Oil prices struggled for a second consecutive day after Russian officials announced that they may increase production in an effort to compete for more market share. Oil prices have risen significantly in recent weeks and have soared more than 30 percent since the start of the year. OPEC’s production cuts in conjunction with its partner, Russia, have previously decreased the country’s market share even as prices climbed. Brent crude futures were down 0.28 percent as of 12:26 p.m. HK/SIN to $70.98 per barrel after closing down 0.5 percent on Monday. U.S. WTI futures were down 0.16 percent to $63.30 per barrel. OPEC and its allies will meet in June to determine whether the production cuts should continue or end. According to reports by CNBC, Saudi Arabia is interested in keeping the production cuts stable, but it is currently facing pushback from other members of OPEC.

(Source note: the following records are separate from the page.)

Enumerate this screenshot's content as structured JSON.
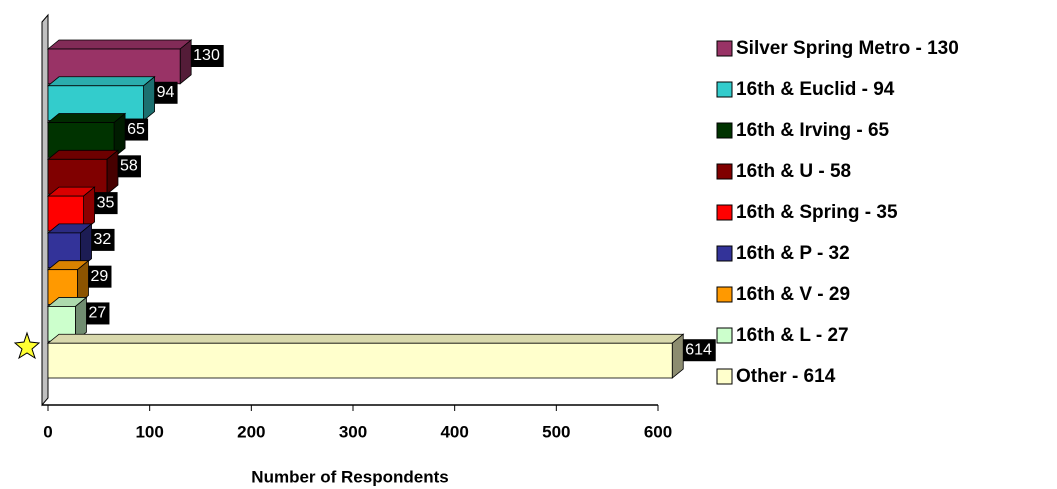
{
  "chart_data": {
    "type": "bar",
    "orientation": "horizontal",
    "categories": [
      "Silver Spring Metro - 130",
      "16th & Euclid - 94",
      "16th & Irving - 65",
      "16th & U - 58",
      "16th & Spring - 35",
      "16th & P - 32",
      "16th & V - 29",
      "16th & L - 27",
      "Other - 614"
    ],
    "values": [
      130,
      94,
      65,
      58,
      35,
      32,
      29,
      27,
      614
    ],
    "colors": [
      "#993366",
      "#33cccc",
      "#003300",
      "#800000",
      "#ff0000",
      "#333399",
      "#ff9900",
      "#ccffcc",
      "#ffffcc"
    ],
    "xlim": [
      0,
      600
    ],
    "xticks": [
      0,
      100,
      200,
      300,
      400,
      500,
      600
    ],
    "xlabel": "Number of Respondents",
    "legend": "right"
  }
}
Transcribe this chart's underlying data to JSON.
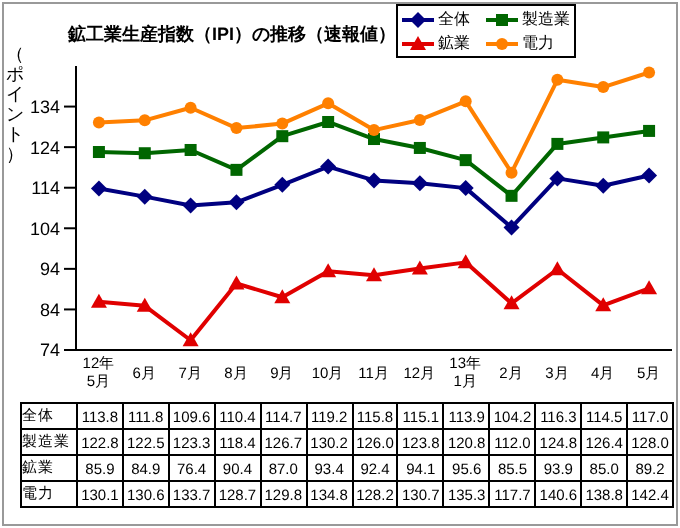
{
  "chart_data": {
    "type": "line",
    "title": "鉱工業生産指数（IPI）の推移（速報値）",
    "ylabel": "（ポイント）",
    "categories": [
      "12年\n5月",
      "6月",
      "7月",
      "8月",
      "9月",
      "10月",
      "11月",
      "12月",
      "13年\n1月",
      "2月",
      "3月",
      "4月",
      "5月"
    ],
    "series": [
      {
        "name": "全体",
        "color": "#000080",
        "marker": "diamond",
        "values": [
          113.8,
          111.8,
          109.6,
          110.4,
          114.7,
          119.2,
          115.8,
          115.1,
          113.9,
          104.2,
          116.3,
          114.5,
          117.0
        ],
        "value_labels": [
          "113.8",
          "111.8",
          "109.6",
          "110.4",
          "114.7",
          "119.2",
          "115.8",
          "115.1",
          "113.9",
          "104.2",
          "116.3",
          "114.5",
          "117.0"
        ]
      },
      {
        "name": "製造業",
        "color": "#006600",
        "marker": "square",
        "values": [
          122.8,
          122.5,
          123.3,
          118.4,
          126.7,
          130.2,
          126.0,
          123.8,
          120.8,
          112.0,
          124.8,
          126.4,
          128.0
        ],
        "value_labels": [
          "122.8",
          "122.5",
          "123.3",
          "118.4",
          "126.7",
          "130.2",
          "126.0",
          "123.8",
          "120.8",
          "112.0",
          "124.8",
          "126.4",
          "128.0"
        ]
      },
      {
        "name": "鉱業",
        "color": "#e00000",
        "marker": "triangle",
        "values": [
          85.9,
          84.9,
          76.4,
          90.4,
          87.0,
          93.4,
          92.4,
          94.1,
          95.6,
          85.5,
          93.9,
          85.0,
          89.2
        ],
        "value_labels": [
          "85.9",
          "84.9",
          "76.4",
          "90.4",
          "87.0",
          "93.4",
          "92.4",
          "94.1",
          "95.6",
          "85.5",
          "93.9",
          "85.0",
          "89.2"
        ]
      },
      {
        "name": "電力",
        "color": "#ff8000",
        "marker": "circle",
        "values": [
          130.1,
          130.6,
          133.7,
          128.7,
          129.8,
          134.8,
          128.2,
          130.7,
          135.3,
          117.7,
          140.6,
          138.8,
          142.4
        ],
        "value_labels": [
          "130.1",
          "130.6",
          "133.7",
          "128.7",
          "129.8",
          "134.8",
          "128.2",
          "130.7",
          "135.3",
          "117.7",
          "140.6",
          "138.8",
          "142.4"
        ]
      }
    ],
    "ylim": [
      74,
      144
    ],
    "yticks": [
      74,
      84,
      94,
      104,
      114,
      124,
      134
    ],
    "grid": false,
    "legend": "top right"
  }
}
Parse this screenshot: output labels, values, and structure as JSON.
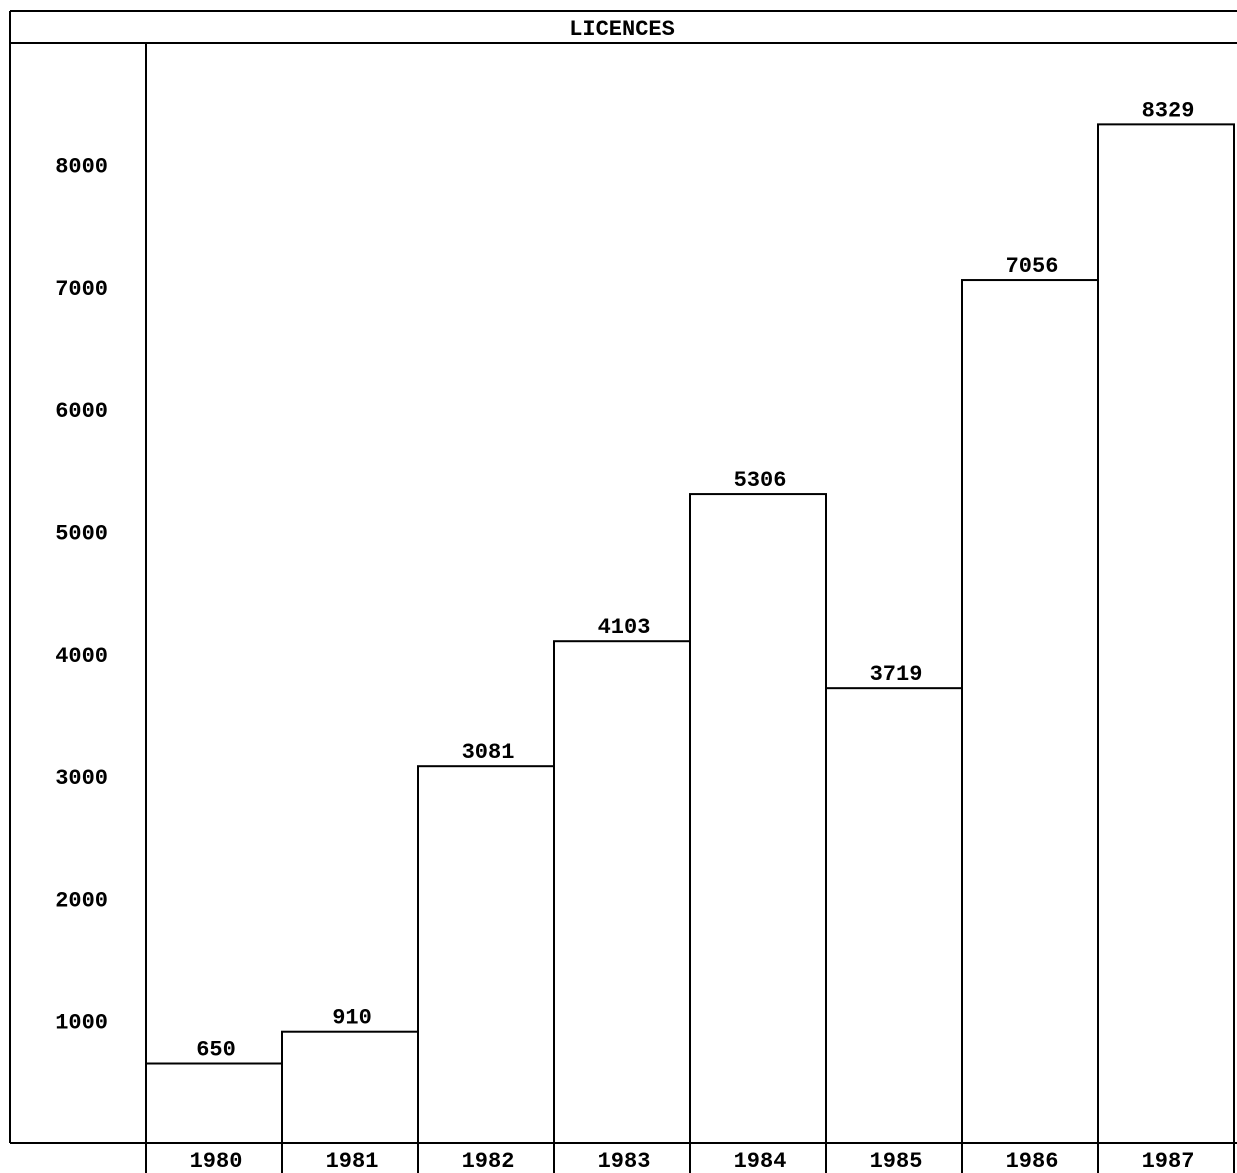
{
  "chart_data": {
    "type": "bar",
    "title": "LICENCES",
    "xlabel": "",
    "ylabel": "",
    "categories": [
      "1980",
      "1981",
      "1982",
      "1983",
      "1984",
      "1985",
      "1986",
      "1987"
    ],
    "values": [
      650,
      910,
      3081,
      4103,
      5306,
      3719,
      7056,
      8329
    ],
    "yticks": [
      "1000",
      "2000",
      "3000",
      "4000",
      "5000",
      "6000",
      "7000",
      "8000"
    ],
    "ylim": [
      0,
      8329
    ],
    "grid": false,
    "legend": "none",
    "bar_fill": "#ffffff",
    "stroke_color": "#000000"
  }
}
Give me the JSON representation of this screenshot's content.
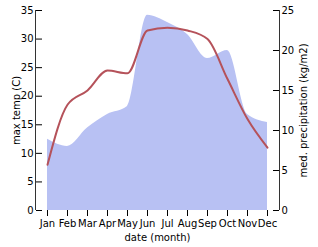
{
  "chart_data": {
    "type": "line",
    "xlabel": "date (month)",
    "categories": [
      "Jan",
      "Feb",
      "Mar",
      "Apr",
      "May",
      "Jun",
      "Jul",
      "Aug",
      "Sep",
      "Oct",
      "Nov",
      "Dec"
    ],
    "series": [
      {
        "name": "max temp (C)",
        "type": "line",
        "color": "#b5525a",
        "values": [
          8,
          18.5,
          21,
          24.5,
          24,
          31.5,
          32,
          31.5,
          30,
          23,
          16,
          11
        ]
      },
      {
        "name": "med. precipitation (kg/m2)",
        "type": "area",
        "axis": "y2",
        "color": "#b8c1f3",
        "values": [
          8.9,
          8,
          10.3,
          12,
          13,
          24.4,
          23.5,
          22,
          19,
          20,
          12,
          11
        ]
      }
    ],
    "ylim": [
      0,
      35
    ],
    "yticks": [
      0,
      5,
      10,
      15,
      20,
      25,
      30,
      35
    ],
    "y2lim": [
      0,
      25
    ],
    "y2ticks": [
      0,
      5,
      10,
      15,
      20,
      25
    ]
  }
}
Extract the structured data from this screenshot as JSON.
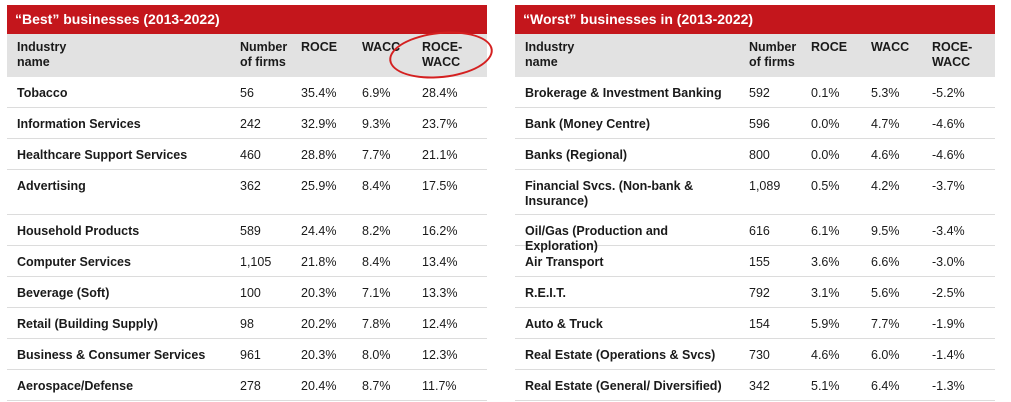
{
  "best": {
    "title": "“Best” businesses (2013-2022)",
    "headers": {
      "industry": [
        "Industry",
        "name"
      ],
      "firms": [
        "Number",
        "of firms"
      ],
      "roce": [
        "ROCE"
      ],
      "wacc": [
        "WACC"
      ],
      "diff": [
        "ROCE-",
        "WACC"
      ]
    },
    "rows": [
      {
        "name": [
          "Tobacco"
        ],
        "firms": "56",
        "roce": "35.4%",
        "wacc": "6.9%",
        "diff": "28.4%"
      },
      {
        "name": [
          "Information Services"
        ],
        "firms": "242",
        "roce": "32.9%",
        "wacc": "9.3%",
        "diff": "23.7%"
      },
      {
        "name": [
          "Healthcare Support Services"
        ],
        "firms": "460",
        "roce": "28.8%",
        "wacc": "7.7%",
        "diff": "21.1%"
      },
      {
        "name": [
          "Advertising"
        ],
        "firms": "362",
        "roce": "25.9%",
        "wacc": "8.4%",
        "diff": "17.5%"
      },
      {
        "name": [
          "Household Products"
        ],
        "firms": "589",
        "roce": "24.4%",
        "wacc": "8.2%",
        "diff": "16.2%"
      },
      {
        "name": [
          "Computer Services"
        ],
        "firms": "1,105",
        "roce": "21.8%",
        "wacc": "8.4%",
        "diff": "13.4%"
      },
      {
        "name": [
          "Beverage (Soft)"
        ],
        "firms": "100",
        "roce": "20.3%",
        "wacc": "7.1%",
        "diff": "13.3%"
      },
      {
        "name": [
          "Retail (Building Supply)"
        ],
        "firms": "98",
        "roce": "20.2%",
        "wacc": "7.8%",
        "diff": "12.4%"
      },
      {
        "name": [
          "Business & Consumer Services"
        ],
        "firms": "961",
        "roce": "20.3%",
        "wacc": "8.0%",
        "diff": "12.3%"
      },
      {
        "name": [
          "Aerospace/Defense"
        ],
        "firms": "278",
        "roce": "20.4%",
        "wacc": "8.7%",
        "diff": "11.7%"
      }
    ]
  },
  "worst": {
    "title": "“Worst” businesses in (2013-2022)",
    "headers": {
      "industry": [
        "Industry",
        "name"
      ],
      "firms": [
        "Number",
        "of firms"
      ],
      "roce": [
        "ROCE"
      ],
      "wacc": [
        "WACC"
      ],
      "diff": [
        "ROCE-",
        "WACC"
      ]
    },
    "rows": [
      {
        "name": [
          "Brokerage & Investment Banking"
        ],
        "firms": "592",
        "roce": "0.1%",
        "wacc": "5.3%",
        "diff": "-5.2%"
      },
      {
        "name": [
          "Bank (Money Centre)"
        ],
        "firms": "596",
        "roce": "0.0%",
        "wacc": "4.7%",
        "diff": "-4.6%"
      },
      {
        "name": [
          "Banks (Regional)"
        ],
        "firms": "800",
        "roce": "0.0%",
        "wacc": "4.6%",
        "diff": "-4.6%"
      },
      {
        "name": [
          "Financial Svcs. (Non-bank &",
          "Insurance)"
        ],
        "firms": "1,089",
        "roce": "0.5%",
        "wacc": "4.2%",
        "diff": "-3.7%"
      },
      {
        "name": [
          "Oil/Gas (Production and Exploration)"
        ],
        "firms": "616",
        "roce": "6.1%",
        "wacc": "9.5%",
        "diff": "-3.4%"
      },
      {
        "name": [
          "Air Transport"
        ],
        "firms": "155",
        "roce": "3.6%",
        "wacc": "6.6%",
        "diff": "-3.0%"
      },
      {
        "name": [
          "R.E.I.T."
        ],
        "firms": "792",
        "roce": "3.1%",
        "wacc": "5.6%",
        "diff": "-2.5%"
      },
      {
        "name": [
          "Auto & Truck"
        ],
        "firms": "154",
        "roce": "5.9%",
        "wacc": "7.7%",
        "diff": "-1.9%"
      },
      {
        "name": [
          "Real Estate (Operations & Svcs)"
        ],
        "firms": "730",
        "roce": "4.6%",
        "wacc": "6.0%",
        "diff": "-1.4%"
      },
      {
        "name": [
          "Real Estate (General/ Diversified)"
        ],
        "firms": "342",
        "roce": "5.1%",
        "wacc": "6.4%",
        "diff": "-1.3%"
      }
    ]
  },
  "colors": {
    "title_bar": "#c4161c",
    "header_bg": "#e2e2e2",
    "highlight_circle": "#d42020"
  }
}
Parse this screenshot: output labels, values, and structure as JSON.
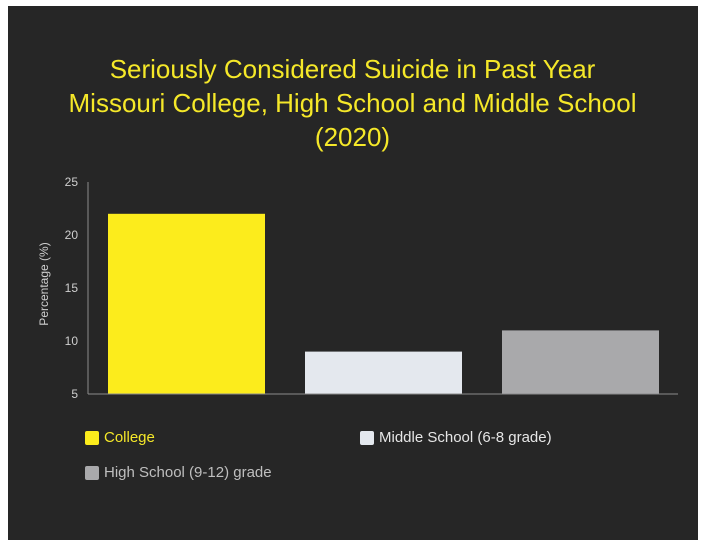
{
  "chart_data": {
    "type": "bar",
    "title_lines": [
      "Seriously Considered Suicide in Past Year",
      "Missouri College, High School and Middle School",
      "(2020)"
    ],
    "xlabel": "",
    "ylabel": "Percentage (%)",
    "ylim": [
      5,
      25
    ],
    "yticks": [
      "25",
      "20",
      "15",
      "10",
      "5"
    ],
    "grid": false,
    "legend_position": "bottom",
    "series": [
      {
        "name": "College",
        "value": 22,
        "color": "#fcec1c",
        "label_color": "#f5e829"
      },
      {
        "name": "Middle School (6-8 grade)",
        "value": 9,
        "color": "#e4e8ee",
        "label_color": "#e6e6e6"
      },
      {
        "name": "High School (9-12) grade",
        "value": 11,
        "color": "#a9a9ab",
        "label_color": "#bfbfbf"
      }
    ]
  },
  "colors": {
    "background": "#262626",
    "title": "#f5e829",
    "axis": "#8c8c8c",
    "tick_label": "#cfcfcf"
  }
}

The price declines on Monday were limited by decreased production in Iran and Venezuela as well as hints that the U.S. will tighten its sanctions on those two countries. Political unrest in Libya has also kept prices from sinking steeply. On the other hand, continuing production increases in the U.S. have put the pressure on oil prices and have given the U.S. a bigger market share than other producers would like.
Stock Trade Higher
Asian stock indexes were mixed in the early morning on Tuesday, confused in part by a statement from U.S. President Donald Trump who said late on Monday that the United States would ‘win’ whether a deal was made with China or not. However, by the early afternoon all major indexes were trading higher, with China’s Shanghai Index gaining 1.11 percent, the biggest advance on the day. Japan’s Nikkei 225 was up 0.24 percent, the Shenzhen Composire was up 0.54 percent, and South Korea’s Kospi was up 0.02 percent, a modest gain that kept the trend in tact.